Synofzik et al. (2014) reported 4 Brazilian sibs, born of consanguineous parents, with Boucher-Neuhauser syndrome. All presented with visual impairment due to chorioretinal dystrophy within the first 3 years of life. Gait ataxia without spasticity developed around age 6 to 7 years. All patients also had hypogonadotropic hypogonadism, including primary amenorrhea in females. Other features included distal muscle wasting, hyporeflexia, and mild cognitive impairment. Brain MRI showed an atrophic pons and cerebellum, as well as a small pituitary. The patients were between 48 and 56 years of age at the time of the report. Five patients from 3 additional families with BNHS were also identified, and all of these patients were adults at the time of the report. The phenotype was somewhat variable: in an Italian family, 1 sister presented at age 12 with visual impairment due to chorioretinal dystrophy, whereas the other sister presented at age 6 with gait ataxia but never developed chorioretinal dystrophy. Both had mild cognitive impairment, hypogonadotropic hypogonadism, and signs of spasticity. In a Brazilian family, 2 brothers presented at age 6 with gait ataxia, and were later found to have chorioretinal dystrophy and hypogonadotropic hypogonadism. Both had normal cognition. A Venezuelan patient was noted to have delayed puberty and visual impairment at age 14; gait ataxia developed around age 20. He did not have cognitive impairment or spasticity. A French man from a fourth family presented with delayed puberty at age 14 and developed gait ataxia in his thirties. He did not have chorioretinal atrophy and had been clinically diagnosed with Gordon Holmes syndrome (212840).

Topaloglu et al. (2014) reported 6 patients from 3 unrelated families with pubertal failure and ataxia who carried biallelic mutations in the PNPLA6 gene. One of the families, of Dutch descent, had previously been reported by Rump et al. (1997). The other 2 families were Turkish. All patients had primary pubertal failure with variable onset of unsteady gait and dysarthria; all had a normal sense of smell. The Turkish patients had no ophthalmologic features, suggesting that such features are not always observed in patients with PNPLA6 mutations.

Inheritance

Baroncini et al. (1991) suggested autosomal recessive inheritance for this disorder because cases had been reported in sibs in a single generation with unaffected parents and consanguinity was identified in 1 instance; males and females were equally affected.

Molecular Genetics

In 9 patients from 4 unrelated families with Boucher-Neuhauser syndrome, Synofzik et al. (2014) identified homozygous or compound heterozygous mutations in the PNPLA6 gene (see, e.g., 603197.0004-603197.0008). All mutations occurred at highly conserved residues and were predicted to disrupt protein function, but in vitro functional studies of the variants were not performed. The mutations in the first 2 families were found by whole-exome sequencing, whereas mutations in the second 2 families were found by direct sequencing of the PNPLA6 gene in 4 additional families with the disorder. A patient from a fifth family who did not have chorioretinopathy also carried biallelic PNPLA6 mutations.

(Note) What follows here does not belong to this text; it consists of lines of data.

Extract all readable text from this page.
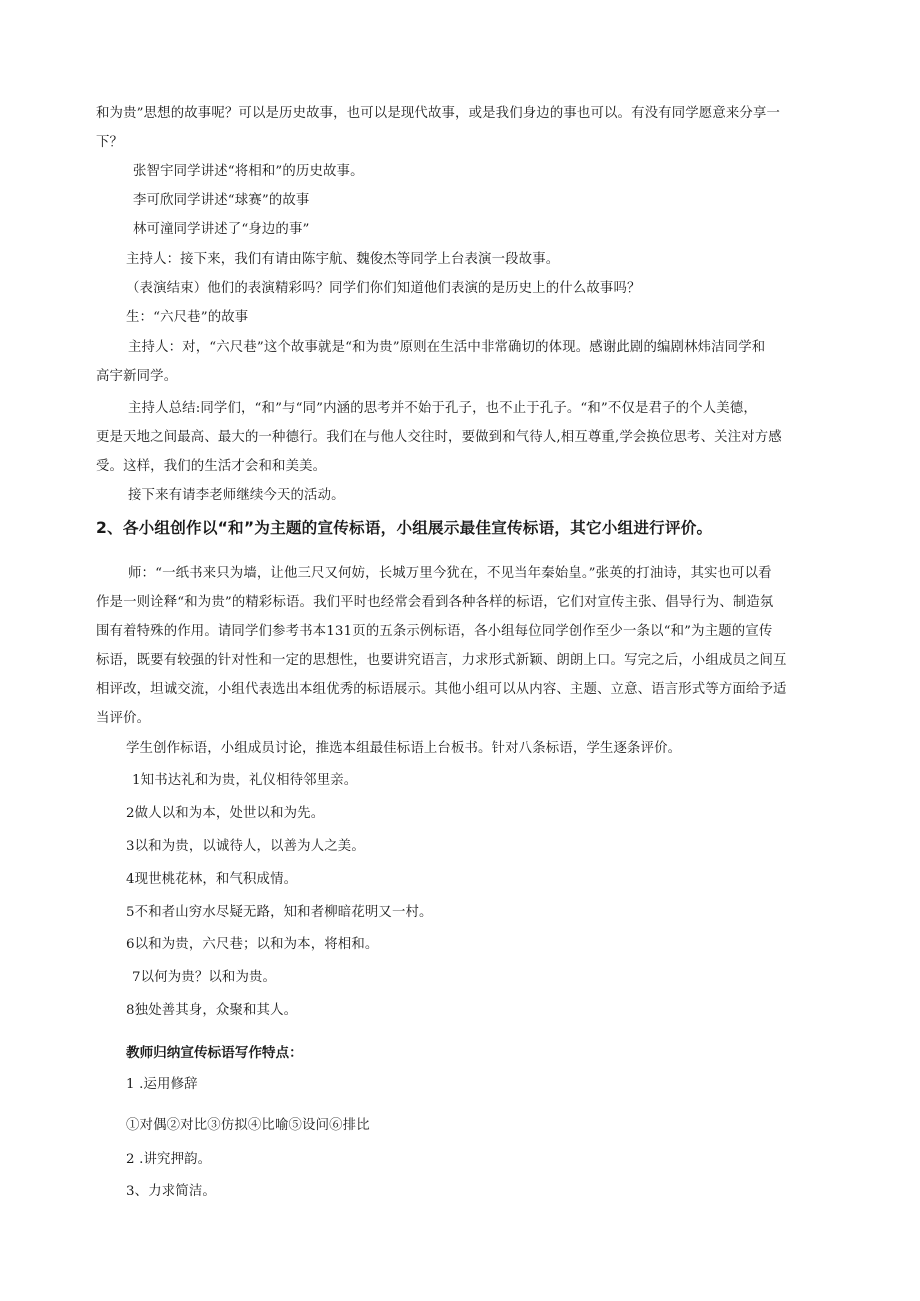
和为贵”思想的故事呢？可以是历史故事，也可以是现代故事，或是我们身边的事也可以。有没有同学愿意来分享一

下？

张智宇同学讲述“将相和”的历史故事。

李可欣同学讲述“球赛”的故事

林可潼同学讲述了“身边的事”

主持人：接下来，我们有请由陈宇航、魏俊杰等同学上台表演一段故事。

（表演结束）他们的表演精彩吗？同学们你们知道他们表演的是历史上的什么故事吗？

生：“六尺巷”的故事

主持人：对，“六尺巷”这个故事就是“和为贵”原则在生活中非常确切的体现。感谢此剧的编剧林炜洁同学和

高宇新同学。

主持人总结:同学们，“和”与“同”内涵的思考并不始于孔子，也不止于孔子。“和”不仅是君子的个人美德，

更是天地之间最高、最大的一种德行。我们在与他人交往时，要做到和气待人,相互尊重,学会换位思考、关注对方感

受。这样，我们的生活才会和和美美。

接下来有请李老师继续今天的活动。

2、各小组创作以“和”为主题的宣传标语，小组展示最佳宣传标语，其它小组进行评价。

师：“一纸书来只为墙，让他三尺又何妨，长城万里今犹在，不见当年秦始皇。”张英的打油诗，其实也可以看

作是一则诠释“和为贵”的精彩标语。我们平时也经常会看到各种各样的标语，它们对宣传主张、倡导行为、制造氛

围有着特殊的作用。请同学们参考书本131页的五条示例标语，各小组每位同学创作至少一条以“和”为主题的宣传

标语，既要有较强的针对性和一定的思想性，也要讲究语言，力求形式新颖、朗朗上口。写完之后，小组成员之间互

相评改，坦诚交流，小组代表选出本组优秀的标语展示。其他小组可以从内容、主题、立意、语言形式等方面给予适

当评价。

学生创作标语，小组成员讨论，推选本组最佳标语上台板书。针对八条标语，学生逐条评价。

1知书达礼和为贵，礼仪相待邻里亲。

2做人以和为本，处世以和为先。

3以和为贵，以诚待人，以善为人之美。

4现世桃花林，和气积成情。

5不和者山穷水尽疑无路，知和者柳暗花明又一村。

6以和为贵，六尺巷；以和为本，将相和。

7以何为贵？以和为贵。

8独处善其身，众聚和其人。

教师归纳宣传标语写作特点：

1 .运用修辞

①对偶②对比③仿拟④比喻⑤设问⑥排比

2 .讲究押韵。

3、力求简洁。
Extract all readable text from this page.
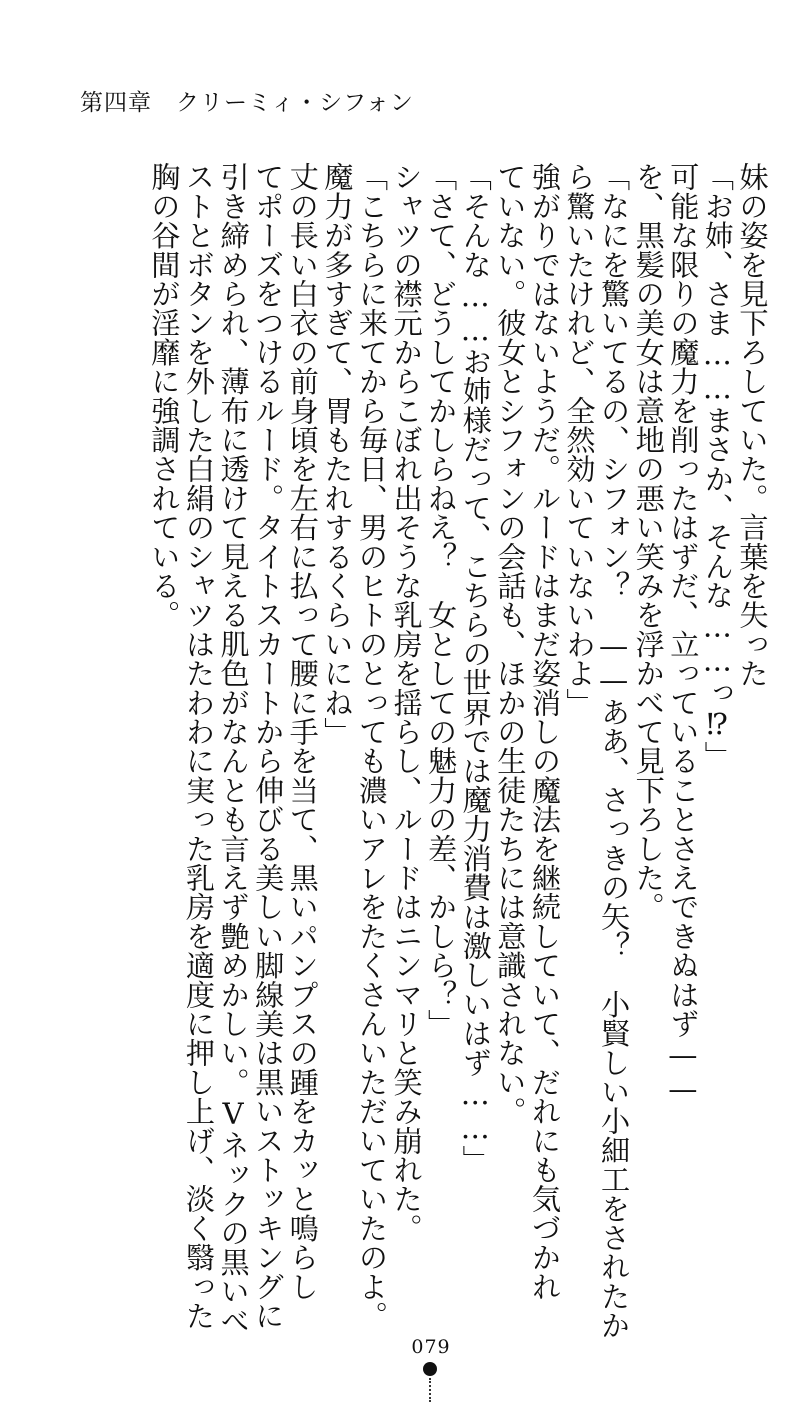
第四章 クリーミィ・シフォン
妹の姿を見下ろしていた。言葉を失った
「お姉、さま……まさか、そんな……っ⁉」
可能な限りの魔力を削ったはずだ、立っていることさえできぬはず——
を、黒髪の美女は意地の悪い笑みを浮かべて見下ろした。
「なにを驚いてるの、シフォン？　——ああ、さっきの矢？　小賢しい小細工をされたか
ら驚いたけれど、全然効いていないわよ」
強がりではないようだ。ルードはまだ姿消しの魔法を継続していて、だれにも気づかれ
ていない。彼女とシフォンの会話も、ほかの生徒たちには意識されない。
「そんな……お姉様だって、こちらの世界では魔力消費は激しいはず……」
「さて、どうしてかしらねえ？　女としての魅力の差、かしら？」
シャツの襟元からこぼれ出そうな乳房を揺らし、ルードはニンマリと笑み崩れた。
「こちらに来てから毎日、男のヒトのとっても濃いアレをたくさんいただいていたのよ。
魔力が多すぎて、胃もたれするくらいにね」
丈の長い白衣の前身頃を左右に払って腰に手を当て、黒いパンプスの踵をカッと鳴らし
てポーズをつけるルード。タイトスカートから伸びる美しい脚線美は黒いストッキングに
引き締められ、薄布に透けて見える肌色がなんとも言えず艶めかしい。Vネックの黒いべ
ストとボタンを外した白絹のシャツはたわわに実った乳房を適度に押し上げ、淡く翳った
胸の谷間が淫靡に強調されている。
079
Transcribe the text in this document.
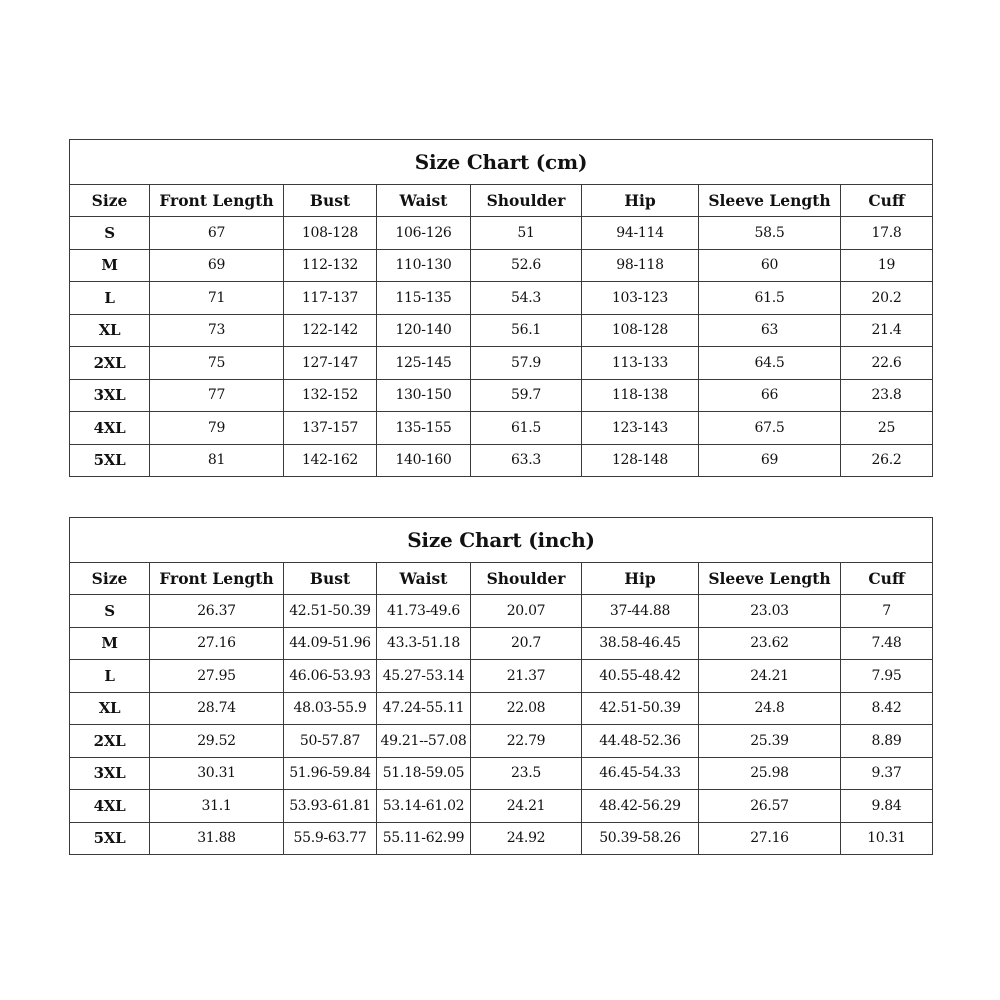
Size Chart (cm)							
Size	Front Length	Bust	Waist	Shoulder	Hip	Sleeve Length	Cuff
S	67	108-128	106-126	51	94-114	58.5	17.8
M	69	112-132	110-130	52.6	98-118	60	19
L	71	117-137	115-135	54.3	103-123	61.5	20.2
XL	73	122-142	120-140	56.1	108-128	63	21.4
2XL	75	127-147	125-145	57.9	113-133	64.5	22.6
3XL	77	132-152	130-150	59.7	118-138	66	23.8
4XL	79	137-157	135-155	61.5	123-143	67.5	25
5XL	81	142-162	140-160	63.3	128-148	69	26.2
Size Chart (inch)							
Size	Front Length	Bust	Waist	Shoulder	Hip	Sleeve Length	Cuff
S	26.37	42.51-50.39	41.73-49.6	20.07	37-44.88	23.03	7
M	27.16	44.09-51.96	43.3-51.18	20.7	38.58-46.45	23.62	7.48
L	27.95	46.06-53.93	45.27-53.14	21.37	40.55-48.42	24.21	7.95
XL	28.74	48.03-55.9	47.24-55.11	22.08	42.51-50.39	24.8	8.42
2XL	29.52	50-57.87	49.21--57.08	22.79	44.48-52.36	25.39	8.89
3XL	30.31	51.96-59.84	51.18-59.05	23.5	46.45-54.33	25.98	9.37
4XL	31.1	53.93-61.81	53.14-61.02	24.21	48.42-56.29	26.57	9.84
5XL	31.88	55.9-63.77	55.11-62.99	24.92	50.39-58.26	27.16	10.31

In 6 patients from 3 unrelated families with BNHS, Topaloglu et al. (2014) identified homozygous or compound heterozygous mutations in the PNPLA6 gene (see, e.g., 603197.0011-603197.0012). One of the families had previously been reported by Rump et al. (1997). The mutation in the first family was found by homozygosity mapping and whole-exome sequencing; subsequent mutations were found by direct sequencing of the PNPLA6 gene in 5 additional families. The mutations failed to rescue the neurodegenerative 'Sws' vacuolization phenotype in Drosophila with loss of Pnpla6. Inhibition of NTE activity in a mouse gonadotrope cell line inhibited GNRH (152760)-stimulated luteinizing hormone (LH) exocytosis, without affecting GNRH receptor (GNRHR; 138850) signaling or LH-beta (LHB; 152780) synthesis. The findings were consistent with the mutations resulting in a loss of function. Some patients did not have chorioretinopathy, a finding more consistent with a clinical diagnosis of Gordon Holmes syndrome; Topaloglu et al. (2014) noted that GDHS and BNHS are phenotypically related.